Best practices
Core features
Global secondary indexes
Indexes use multi-shard transactional capability of YugabyteDB and are global and strongly consistent (ACID). To add secondary indexes, you need to create tables with transactions enabled. They can also be used as materialized views by using the INCLUDE
clause.
Unique indexes
YCQL supports unique indexes. A unique index disallows duplicate values from being inserted into the indexed columns.
Covered indexes
When querying by a secondary index, the original table is consulted to get the columns that aren't specified in the index. This can result in multiple random reads across the main table.
Sometimes, a better way is to include the other columns that you're querying that are not part of the index using the INCLUDE
clause. When additional columns are included in the index, they can be used to respond to queries directly from the index without querying the table.
This turns a (possible) random read from the main table to just a filter on the index.
Atomic read modify write operations with UPDATE IF EXISTS
For operations like UPDATE ... IF EXISTS
and INSERT ... IF NOT EXISTS
that require an atomic read-modify-write, Apache Cassandra uses LWT which requires 4 round-trips between peers. These operations are supported in YugabyteDB a lot more efficiently, because of YugabyteDB's CP (in the CAP theorem) design based on strong consistency, and require only a single Raft-round trip between peers. Number and counter types work the same and don't need a separate "counters" table.
JSONB document data type
YugabyteDB supports the jsonb
data type that makes it easy to model JSON data, which does not have a set schema and might change often. You can use JSONB to group less interesting and less accessed columns of a table. YCQL also supports JSONB expression indexes that can be used to speed up data retrieval that would otherwise require scanning the JSON entries.
Use jsonb columns only when necessary
jsonb
columns are slower to read and write compared to normal columns. They also take more space because they need to store keys in strings and make keeping data consistency harder. A good schema design is to keep most columns as regular ones or collections, and only using jsonb
for truly dynamic values. Don't create a data jsonb
column where you store everything, but a dynamic_data jsonb
column and other ones being primitive columns.
Incrementing numeric types
In YugabyteDB, YCQL extends Apache Cassandra to add increment and decrement operators for integer data types. Integers can be set, inserted, incremented, and decremented while COUNTER
can only be incremented or decremented.

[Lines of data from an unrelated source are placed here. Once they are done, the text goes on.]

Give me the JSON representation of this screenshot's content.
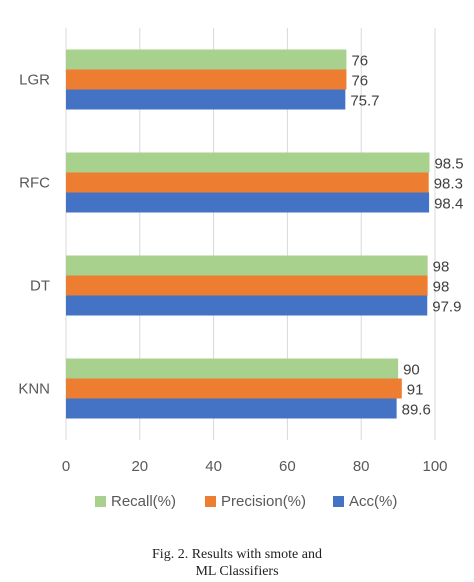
{
  "chart_data": {
    "type": "bar",
    "orientation": "horizontal",
    "categories": [
      "LGR",
      "RFC",
      "DT",
      "KNN"
    ],
    "series": [
      {
        "name": "Recall(%)",
        "color": "#a9d18e",
        "values": [
          76,
          98.5,
          98,
          90
        ],
        "labels": [
          "76",
          "98.5",
          "98",
          "90"
        ]
      },
      {
        "name": "Precision(%)",
        "color": "#ed7d31",
        "values": [
          76,
          98.3,
          98,
          91
        ],
        "labels": [
          "76",
          "98.3",
          "98",
          "91"
        ]
      },
      {
        "name": "Acc(%)",
        "color": "#4472c4",
        "values": [
          75.7,
          98.4,
          97.9,
          89.6
        ],
        "labels": [
          "75.7",
          "98.4",
          "97.9",
          "89.6"
        ]
      }
    ],
    "xticks": [
      "0",
      "20",
      "40",
      "60",
      "80",
      "100"
    ],
    "xlim": [
      0,
      100
    ],
    "grid": true,
    "legend": "bottom",
    "title": "",
    "xlabel": "",
    "ylabel": ""
  },
  "caption": {
    "line1": "Fig. 2.  Results with smote and",
    "line2": "ML Classifiers"
  }
}
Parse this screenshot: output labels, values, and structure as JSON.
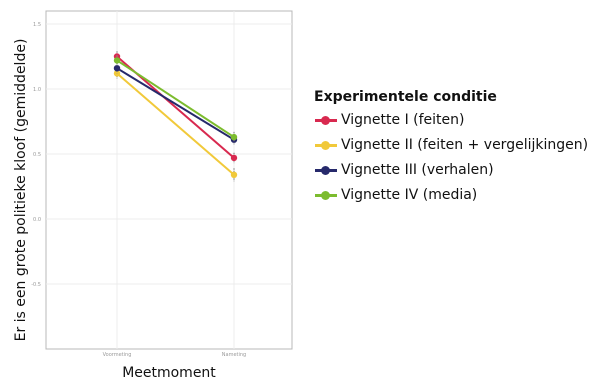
{
  "chart_data": {
    "type": "line",
    "title": "",
    "xlabel": "Meetmoment",
    "ylabel": "Er is een grote politieke kloof (gemiddelde)",
    "categories": [
      "Voormeting",
      "Nameting"
    ],
    "ylim": [
      -1.0,
      1.6
    ],
    "yticks": [
      -0.5,
      0.0,
      0.5,
      1.0,
      1.5
    ],
    "ytick_labels": [
      "-0.5",
      "0.0",
      "0.5",
      "1.0",
      "1.5"
    ],
    "grid": true,
    "legend": {
      "title": "Experimentele conditie",
      "placement": "right"
    },
    "series": [
      {
        "name": "Vignette I (feiten)",
        "color": "#d8294f",
        "values": [
          1.25,
          0.47
        ],
        "errors": [
          0.04,
          0.04
        ]
      },
      {
        "name": "Vignette II (feiten + vergelijkingen)",
        "color": "#f1c93a",
        "values": [
          1.12,
          0.34
        ],
        "errors": [
          0.04,
          0.05
        ]
      },
      {
        "name": "Vignette III (verhalen)",
        "color": "#26296b",
        "values": [
          1.16,
          0.61
        ],
        "errors": [
          0.04,
          0.04
        ]
      },
      {
        "name": "Vignette IV (media)",
        "color": "#7cbc2e",
        "values": [
          1.22,
          0.63
        ],
        "errors": [
          0.04,
          0.04
        ]
      }
    ]
  }
}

YugabyteDB implements CAS(compare and swap) operations in one round trip, compared to four for Apache Cassandra.
Expire older records automatically with TTL
YCQL supports automatic expiration of data using the TTL feature
. You can set a retention policy for data at table/row/column level and the older data is automatically purged from the database.
Note
TTL is not applicable to transactional tables and hence is not supported in that context.Performance
Use YugabyteDB drivers
Use YugabyteDB-specific client drivers because they are cluster and partition aware and support jsonb
columns.
Leverage connection pooling in the YCQL client
A single client (for example, a multi-threaded application) should ideally use a single cluster object. The single cluster object typically holds underneath the covers a configurable number of connections to yb-tservers. Typically 1 or 2 per TServer suffices to serve even 64-128 application threads. The same connection can be used for multiple outstanding requests, also known as multiplexing.
Use prepared statements
Use prepared statements whenever possible. This will ensure that YB partition aware drivers are able to route queries to the tablet leader, improve throughput and server doesn't have to parse the query on each operation.

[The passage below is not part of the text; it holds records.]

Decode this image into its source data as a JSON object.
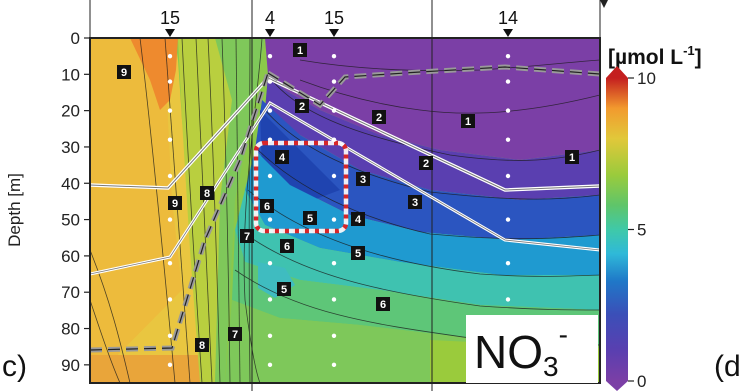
{
  "chart_data": {
    "type": "heatmap",
    "title": "",
    "variable": "NO3-",
    "variable_main": "NO",
    "variable_sub": "3",
    "variable_sup": "-",
    "xlabel": "",
    "ylabel": "Depth [m]",
    "ylim": [
      0,
      95
    ],
    "y_ticks": [
      0,
      10,
      20,
      30,
      40,
      50,
      60,
      70,
      80,
      90
    ],
    "stations": [
      {
        "label": "15"
      },
      {
        "label": "4"
      },
      {
        "label": "15"
      },
      {
        "label": "14"
      }
    ],
    "colorbar": {
      "unit_main": "[µmol L",
      "unit_sup": "-1",
      "unit_end": "]",
      "min": 0,
      "max": 10,
      "ticks": [
        {
          "value": 10,
          "label": "10"
        },
        {
          "value": 5,
          "label": "5"
        },
        {
          "value": 0,
          "label": "0"
        }
      ],
      "colors": [
        "#7b3fa6",
        "#3b4fb8",
        "#1f78c8",
        "#2fb9d9",
        "#3fc9a8",
        "#5fc56a",
        "#9acb3c",
        "#e1c83a",
        "#f29a2e",
        "#e84a26",
        "#c41f1f"
      ]
    },
    "water_mass_labels": [
      "1",
      "1",
      "1",
      "2",
      "2",
      "2",
      "3",
      "3",
      "4",
      "4",
      "5",
      "5",
      "5",
      "6",
      "6",
      "6",
      "7",
      "7",
      "8",
      "8",
      "9",
      "9"
    ],
    "panel_labels": {
      "left": "c)",
      "right": "(d"
    },
    "grid": true
  }
}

Use batching for higher throughput
Use batching for writing a set of operations. This will send all operations in a single RPC call instead of using multiple RPC calls, one per operation. Each batch operation has higher latency compared to single rows operations but has higher throughput overall.
Column and row sizes
For consistent latency/performance, try keeping columns in the 2MB
range or less even though you support an individual column being about 32 MB
.
Big columns add up when selecting full rows or multiple of them. For consistent latency/performance, you suggest keeping the size of rows in the 32 MB
range or less.
Don't use big collections
Collections are designed for storing small sets of values that are not expected to grow to arbitrary size (such as phone numbers or addresses for a user rather than posts or messages). While collections of larger sizes are allowed, they may have a significant impact on performance for queries involving them. In particular, some list operations (insert at an index and remove elements) require a read-before-write.
Collections with many elements
Each element inside a collection ends up as a separate key value in DocDB adding per-element overhead.
If your collections are immutable, or you update the whole collection in full, consider using the JSONB
data type. An alternative would also be to use ProtoBuf or FlatBuffers and store the serialized data in a BLOB
column.
Use partition_hash
for large table scans
partition_hash
function can be handy for querying a subset of the data to get approximate row counts or to breakdown
full-table operations into smaller sub-tasks that can be run in parallel. See example usage along with a working Python script.
Miscellaneous
Use TRUNCATE
to empty tables instead of DELETE
TRUNCATE
deletes the database files that store the table and is very fast. While DELETE
inserts a delete marker
for each row in transactions and they are removed from storage when a compaction runs.